10 Juillet, 2002

July 10,2002

10 Jiyè, 2002

Vol. 20 No. 17
La misère est telle et le chômage qui s'accentue font que de plus en plus la «débrouillardise» ou parfois ce qui en tient lieu est l'ultime recours pour la survie dans le pays. Commerces de détail de toutes sortes et de tout, intermédiaires pour obtenir des documents des bureaux publics qui sont pourtant en charge de les délivrer directement aux citoyens, rackets divers qui deviennent la norme, etc.

Mais beaucoup ont cru au miracle quand le chef de l'État a déclaré dans un discours quelques mois après son investiture que «Haïti est un pays coopératiste», et a invité le peuple à investir dans les coopératives. Cela semble avoir constitué le signal pour la multiplication des «coopératives» partout dans le pays. En fait de coopératives cependant, il s'est agi d'une floraison d'entreprises d'épargne et de crédit offrant un intérêt de 10 à 13% par mois. Pour cela, il y en a qui n'ont pas hésité à vendre tous leurs biens leur maison pour s'assurer une rente de survie basée sur les taux mirobolants offerts. D'autres ont naturellement transféré leur compte en banque pour profiter de ces 10% mensuels.

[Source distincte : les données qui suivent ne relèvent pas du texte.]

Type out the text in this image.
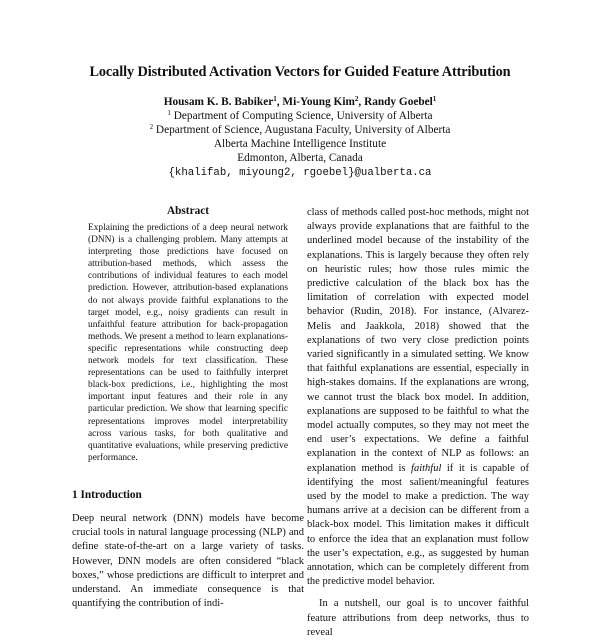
Locally Distributed Activation Vectors for Guided Feature Attribution
Housam K. B. Babiker$^1$, Mi-Young Kim$^2$, Randy Goebel$^1$
$^1$ Department of Computing Science, University of Alberta
$^2$ Department of Science, Augustana Faculty, University of Alberta
Alberta Machine Intelligence Institute
Edmonton, Alberta, Canada
{khalifab, miyoung2, rgoebel}@ualberta.ca
Abstract
Explaining the predictions of a deep neural network (DNN) is a challenging problem. Many attempts at interpreting those predictions have focused on attribution-based methods, which assess the contributions of individual features to each model prediction. However, attribution-based explanations do not always provide faithful explanations to the target model, e.g., noisy gradients can result in unfaithful feature attribution for back-propagation methods. We present a method to learn explanations-specific representations while constructing deep network models for text classification. These representations can be used to faithfully interpret black-box predictions, i.e., highlighting the most important input features and their role in any particular prediction. We show that learning specific representations improves model interpretability across various tasks, for both qualitative and quantitative evaluations, while preserving predictive performance.
1 Introduction
Deep neural network (DNN) models have become crucial tools in natural language processing (NLP) and define state-of-the-art on a large variety of tasks. However, DNN models are often considered “black boxes,” whose predictions are difficult to interpret and understand. An immediate consequence is that quantifying the contribution of indi-

class of methods called post-hoc methods, might not always provide explanations that are faithful to the underlined model because of the instability of the explanations. This is largely because they often rely on heuristic rules; how those rules mimic the predictive calculation of the black box has the limitation of correlation with expected model behavior (Rudin, 2018). For instance, (Alvarez-Melis and Jaakkola, 2018) showed that the explanations of two very close prediction points varied significantly in a simulated setting. We know that faithful explanations are essential, especially in high-stakes domains. If the explanations are wrong, we cannot trust the black box model. In addition, explanations are supposed to be faithful to what the model actually computes, so they may not meet the end user’s expectations. We define a faithful explanation in the context of NLP as follows: an explanation method is faithful if it is capable of identifying the most salient/meaningful features used by the model to make a prediction. The way humans arrive at a decision can be different from a black-box model. This limitation makes it difficult to enforce the idea that an explanation must follow the user’s expectation, e.g., as suggested by human annotation, which can be completely different from the predictive model behavior.

In a nutshell, our goal is to uncover faithful feature attributions from deep networks, thus to reveal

Inévitablement quelques mois plus tard la pyramide avait atteint son point culminant et s'effondrait. Certaines de ces coopératives ont commencé à fermer à la sauvette et leurs dirigeants se sont mis à prendre le large ou le maquis. Ainsi, les sociétaires de Cadec, CEI, Cofca, Soticom et autres manifestent à longueur de journée à travers la capitale pour demander au chef de l'État, qu'ils rendent responsable de leurs déboires, de les rembourser. Devant l'ampleur que prend cette affaire, le président Aristide a ainsi annoncé le 3 juillet que le gouvernement a pris des dispositions pour permettre aux sociétaires des coopératives en faillite de recouvrer leur argent. «L'Etat avec l'aide de la justice va aider les sociétaires à récupérer leurs capitaux qu'ils croient avoir perdus», a déclaré le président de la République, qui a cru bon aussi d'indiquer que la majeure partie des fonds est déjà disponible et la responsabilité en est confiée au commissaire du gouvernement Josué Perre-Louis et au président du Conseil national des coopératives (CNC), Henriot Petiote.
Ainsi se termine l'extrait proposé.